No photos are allowed in the interior, but I did snap this one of the screen on my iPod so you can see how St. Paul’s is actually two stacked domes with a conical piece between them.
This was a particularly brilliant design of the architect, Sir Christopher Wren, who realized that the lower dome was necessary so that people could clearly view and enjoy the detail from inside the cathedral, but a higher dome would be needed for it to be seen and make an impressive statement from far away.
We made our way up the wide, twisting staircase to the Whispering Gallery, which is at the base of the lower dome and still inside the cathedral. The perfectly circular gallery runs all the way around the dome, and the arching ceiling above your head carries whispers all the way across to the other side. It’s like the part of Grand Central Station where you can hear people talking from across the way.
Kate and I split up and tried to whisper to each other from across the dome, but were overshadowed by a very enthusiastic St. Paul’s employee who was scurrying about and whisper-shouting “WHISPAH! WHISPAH! HELLOOOOO EVERYBODY! WHISPAHHHH!” It was hilarious, but unfortunately I cannot give you a conclusive statement as to whether or not the Whispering Gallery actually works.
We headed up some more steps to the Stone Gallery, around the base of the higher dome. The clouds had rolled in since we’d been down on the ground, but it was still bright and vibrant. I can’t even describe the view.
Objectively, I know it’s a lot of gray with a bunch of cranes in the way, but to me it was just the most beautiful sight. I was having a real mushy moment with London that day. I just kept thinking, “I love this city.”

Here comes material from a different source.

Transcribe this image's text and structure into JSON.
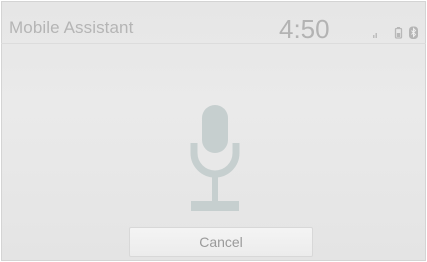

Looking back across Millennium Bridge:
The bell towers tolled 3:30 while we were up there. I loved that you could see St. Paul’s while standing on St. Paul’s!
We ducked back inside to make the final climb up to the tiny Golden Gallery, around the pinnacle of the tallest dome. The staircase is pretty crazy. When you look up, it looks like this:
And when you look down, it looks like this:
But when you reemerge into the fresh air, it looks like this! Well worth the 528 steps from the ground up to this point.
I really didn’t want to go down. It was sort of how I felt at the top of Arthur’s Seat. I just wanted to stand there and look and look and look and I would’ve been happy.
We made a couple new friends and swapped photos with them.
(Kate’s photo)
And took a few more twirls around the gallery. Name those London landmarks!
We even had a direct view on to the roof of St. Bart’s Hospital…
… which is where Sherlock jumped from in “The Reichenbach Fall.”
But never fear, I kept a weather eye on the place to make sure that Bento Tinderbox wasn’t sneaking back to try again. All good.
We took a last glance around before heading back down the harrowing staircases. We also peeked into the crypt for a few minutes, which I’d like to go back and revisit more thoroughly, but unfortunately they were closing up and we had to hurry on.
Bizarrely enough, when we got back outside the sky looked like this again.
I actually double checked my photos to make sure I hadn’t gotten them in the wrong order – nope, I took that one after we climbed the dome. Crazy London weather.
One great part of having a visitor was that it allowed me to play tourist in lovely London town again! Aye, she is a beauty.